Systems And Methods For Training Translation Models Using Source-Augmented Training Examples - A simplified explanation of the abstract

This abstract first appeared for US patent application 17988315 titled 'Systems And Methods For Training Translation Models Using Source-Augmented Training Examples

Simplified Explanation

The patent application describes systems and methods for training a translation model using text sequences in different languages and a label based on the source of the text sequence.

  • The translation model is trained using a first text sequence in one language, a second text sequence in a different language, and a label indicating the source of the second text sequence.
  • The label can include information such as an Internet domain, subdomain, URL, website name, or IP address.
  • The label may also indicate the source of the first text sequence.
  • Training examples are automatically generated by sampling the first text sequence from a page of an Internet domain, sampling the second text sequence from another page of the same domain, and generating the label based on the source data of the second page.

Potential applications of this technology:

  • Improving machine translation systems by training them on specific domains or sources.
  • Enhancing translation accuracy by incorporating information about the source of the text.
  • Enabling more targeted translation models for specific websites or IP addresses.

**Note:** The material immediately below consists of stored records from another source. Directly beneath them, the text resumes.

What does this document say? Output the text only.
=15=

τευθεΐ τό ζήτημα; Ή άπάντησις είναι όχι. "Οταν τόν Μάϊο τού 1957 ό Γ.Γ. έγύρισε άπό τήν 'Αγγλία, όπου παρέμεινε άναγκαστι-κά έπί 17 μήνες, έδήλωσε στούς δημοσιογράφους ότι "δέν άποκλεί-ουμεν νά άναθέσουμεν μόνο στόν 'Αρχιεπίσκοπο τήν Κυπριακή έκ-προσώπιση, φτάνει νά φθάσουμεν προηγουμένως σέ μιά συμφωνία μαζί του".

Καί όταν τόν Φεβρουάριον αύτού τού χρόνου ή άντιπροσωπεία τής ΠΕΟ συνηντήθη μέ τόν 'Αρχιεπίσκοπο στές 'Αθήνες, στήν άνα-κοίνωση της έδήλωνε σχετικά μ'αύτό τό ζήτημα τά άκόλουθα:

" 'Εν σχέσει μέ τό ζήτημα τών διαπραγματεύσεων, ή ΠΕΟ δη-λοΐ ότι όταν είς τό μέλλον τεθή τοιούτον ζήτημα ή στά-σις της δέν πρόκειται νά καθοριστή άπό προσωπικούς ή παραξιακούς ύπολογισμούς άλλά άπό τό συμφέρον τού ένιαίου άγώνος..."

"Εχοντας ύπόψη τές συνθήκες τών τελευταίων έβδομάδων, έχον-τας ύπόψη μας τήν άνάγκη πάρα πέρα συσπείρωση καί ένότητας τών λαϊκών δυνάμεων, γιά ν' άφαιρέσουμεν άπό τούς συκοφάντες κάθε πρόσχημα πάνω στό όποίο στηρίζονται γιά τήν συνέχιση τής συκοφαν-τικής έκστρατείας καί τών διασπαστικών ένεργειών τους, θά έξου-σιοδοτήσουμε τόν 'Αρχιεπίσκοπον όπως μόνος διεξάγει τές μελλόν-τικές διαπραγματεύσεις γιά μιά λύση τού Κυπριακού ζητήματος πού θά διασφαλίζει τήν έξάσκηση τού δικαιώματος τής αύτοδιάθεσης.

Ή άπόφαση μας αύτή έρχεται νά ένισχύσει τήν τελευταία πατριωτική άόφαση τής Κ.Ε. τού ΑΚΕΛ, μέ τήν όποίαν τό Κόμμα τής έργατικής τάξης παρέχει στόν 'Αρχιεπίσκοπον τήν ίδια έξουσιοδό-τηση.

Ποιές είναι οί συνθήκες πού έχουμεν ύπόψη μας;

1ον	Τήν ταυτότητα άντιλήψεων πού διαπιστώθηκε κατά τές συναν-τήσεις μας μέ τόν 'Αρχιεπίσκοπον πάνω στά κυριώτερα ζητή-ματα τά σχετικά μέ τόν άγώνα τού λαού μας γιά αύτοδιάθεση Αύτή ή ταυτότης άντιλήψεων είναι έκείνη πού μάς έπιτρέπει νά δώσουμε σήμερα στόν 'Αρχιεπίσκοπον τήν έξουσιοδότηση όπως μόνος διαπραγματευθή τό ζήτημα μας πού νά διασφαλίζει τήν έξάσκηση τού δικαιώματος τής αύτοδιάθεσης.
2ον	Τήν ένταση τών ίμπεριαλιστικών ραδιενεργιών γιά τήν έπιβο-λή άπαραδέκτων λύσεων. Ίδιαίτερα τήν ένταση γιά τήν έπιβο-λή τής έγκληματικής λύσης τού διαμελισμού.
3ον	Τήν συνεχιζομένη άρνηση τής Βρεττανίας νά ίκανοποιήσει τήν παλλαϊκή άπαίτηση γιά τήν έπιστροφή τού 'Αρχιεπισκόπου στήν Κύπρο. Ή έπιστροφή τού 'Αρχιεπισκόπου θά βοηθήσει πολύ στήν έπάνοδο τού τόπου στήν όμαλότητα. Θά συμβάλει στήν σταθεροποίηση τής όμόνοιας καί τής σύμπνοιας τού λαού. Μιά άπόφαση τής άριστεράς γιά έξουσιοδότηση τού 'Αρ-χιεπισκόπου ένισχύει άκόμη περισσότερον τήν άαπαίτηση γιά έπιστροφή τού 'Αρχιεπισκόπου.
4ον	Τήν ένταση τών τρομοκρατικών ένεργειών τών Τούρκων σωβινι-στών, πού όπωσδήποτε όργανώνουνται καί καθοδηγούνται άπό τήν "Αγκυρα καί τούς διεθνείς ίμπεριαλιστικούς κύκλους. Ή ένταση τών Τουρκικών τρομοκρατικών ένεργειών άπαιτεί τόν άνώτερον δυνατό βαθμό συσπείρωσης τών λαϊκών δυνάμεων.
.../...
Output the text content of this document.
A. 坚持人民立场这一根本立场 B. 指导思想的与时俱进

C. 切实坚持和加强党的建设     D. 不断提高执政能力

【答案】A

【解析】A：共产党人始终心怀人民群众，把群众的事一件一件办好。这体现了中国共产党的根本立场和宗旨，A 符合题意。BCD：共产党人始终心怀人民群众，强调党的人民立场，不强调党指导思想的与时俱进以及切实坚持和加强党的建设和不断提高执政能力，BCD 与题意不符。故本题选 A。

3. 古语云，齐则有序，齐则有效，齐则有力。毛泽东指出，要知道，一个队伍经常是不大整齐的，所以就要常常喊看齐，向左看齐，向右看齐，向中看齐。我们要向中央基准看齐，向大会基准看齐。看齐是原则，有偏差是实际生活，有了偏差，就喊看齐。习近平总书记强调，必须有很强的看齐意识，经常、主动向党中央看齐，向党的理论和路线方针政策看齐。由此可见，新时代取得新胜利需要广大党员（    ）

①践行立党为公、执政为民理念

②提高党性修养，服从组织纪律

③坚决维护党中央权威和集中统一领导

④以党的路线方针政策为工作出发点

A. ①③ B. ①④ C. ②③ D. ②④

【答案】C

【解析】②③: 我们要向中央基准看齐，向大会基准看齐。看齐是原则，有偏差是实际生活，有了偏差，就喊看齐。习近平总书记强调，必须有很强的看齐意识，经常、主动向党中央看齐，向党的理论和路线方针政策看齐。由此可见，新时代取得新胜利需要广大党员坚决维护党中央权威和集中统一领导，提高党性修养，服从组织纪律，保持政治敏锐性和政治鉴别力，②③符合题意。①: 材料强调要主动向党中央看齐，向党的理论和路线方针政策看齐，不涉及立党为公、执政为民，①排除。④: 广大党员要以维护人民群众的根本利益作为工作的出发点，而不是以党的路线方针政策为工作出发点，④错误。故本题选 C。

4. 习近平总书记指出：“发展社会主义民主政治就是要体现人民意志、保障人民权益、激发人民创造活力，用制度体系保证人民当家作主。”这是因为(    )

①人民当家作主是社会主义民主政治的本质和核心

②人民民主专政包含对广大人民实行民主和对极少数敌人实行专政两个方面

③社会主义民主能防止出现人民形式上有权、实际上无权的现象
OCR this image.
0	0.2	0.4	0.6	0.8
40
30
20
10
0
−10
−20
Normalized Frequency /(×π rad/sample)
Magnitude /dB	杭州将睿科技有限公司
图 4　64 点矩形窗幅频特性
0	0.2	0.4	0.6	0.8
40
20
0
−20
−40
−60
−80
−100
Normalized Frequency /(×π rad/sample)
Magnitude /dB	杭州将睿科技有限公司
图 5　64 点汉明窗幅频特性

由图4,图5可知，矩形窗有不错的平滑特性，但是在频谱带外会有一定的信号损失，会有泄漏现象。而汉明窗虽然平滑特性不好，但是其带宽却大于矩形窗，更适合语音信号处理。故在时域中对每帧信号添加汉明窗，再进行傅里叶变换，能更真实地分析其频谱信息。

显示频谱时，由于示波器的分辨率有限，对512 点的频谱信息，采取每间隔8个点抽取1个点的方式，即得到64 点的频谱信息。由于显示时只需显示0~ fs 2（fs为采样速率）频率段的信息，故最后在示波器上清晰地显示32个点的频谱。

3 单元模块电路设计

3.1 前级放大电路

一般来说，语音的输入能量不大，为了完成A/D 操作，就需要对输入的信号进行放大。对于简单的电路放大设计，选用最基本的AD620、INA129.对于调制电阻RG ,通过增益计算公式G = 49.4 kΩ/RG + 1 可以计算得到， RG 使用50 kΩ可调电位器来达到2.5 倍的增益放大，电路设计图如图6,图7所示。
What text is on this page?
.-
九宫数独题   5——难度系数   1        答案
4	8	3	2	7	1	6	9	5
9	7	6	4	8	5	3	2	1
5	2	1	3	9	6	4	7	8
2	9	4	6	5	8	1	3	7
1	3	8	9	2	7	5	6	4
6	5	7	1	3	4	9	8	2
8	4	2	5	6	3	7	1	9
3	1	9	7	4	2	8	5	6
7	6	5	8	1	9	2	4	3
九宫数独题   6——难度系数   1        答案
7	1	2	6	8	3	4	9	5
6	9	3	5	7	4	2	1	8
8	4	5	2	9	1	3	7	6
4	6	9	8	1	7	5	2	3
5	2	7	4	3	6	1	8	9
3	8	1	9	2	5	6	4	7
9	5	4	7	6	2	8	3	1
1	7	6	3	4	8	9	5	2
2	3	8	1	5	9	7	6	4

Problems solved by this technology:

  • Overcoming limitations of generic translation models by training them on specific domains or sources.
  • Addressing the challenge of accurately translating text from different languages by considering the source of the text.
  • Providing a more customized and accurate translation experience for specific websites or IP addresses.

Benefits of this technology:

  • Improved translation quality and accuracy.
  • Enhanced understanding of the context and source of the text being translated.
  • Customized translation models for specific domains or sources, leading to more relevant and precise translations.


Original Abstract Submitted

Systems and methods for training a translation model based on a first text sequence in a first language, a second text sequence in a second language different from the first language, and a label based on a source of the second text sequence. In some examples, the label may comprise an Internet domain, an Internet subdomain, a uniform resource locator, a website name, or an IP address. In some examples, the label may further indicate a source of the first text sequence. In some examples, each given training example may be automatically generated by sampling the first text sequence from a first page of a given Internet domain, sampling the second text sequence from a second page of the given Internet domain, and generating the label based on all or a portion of source data of the second page.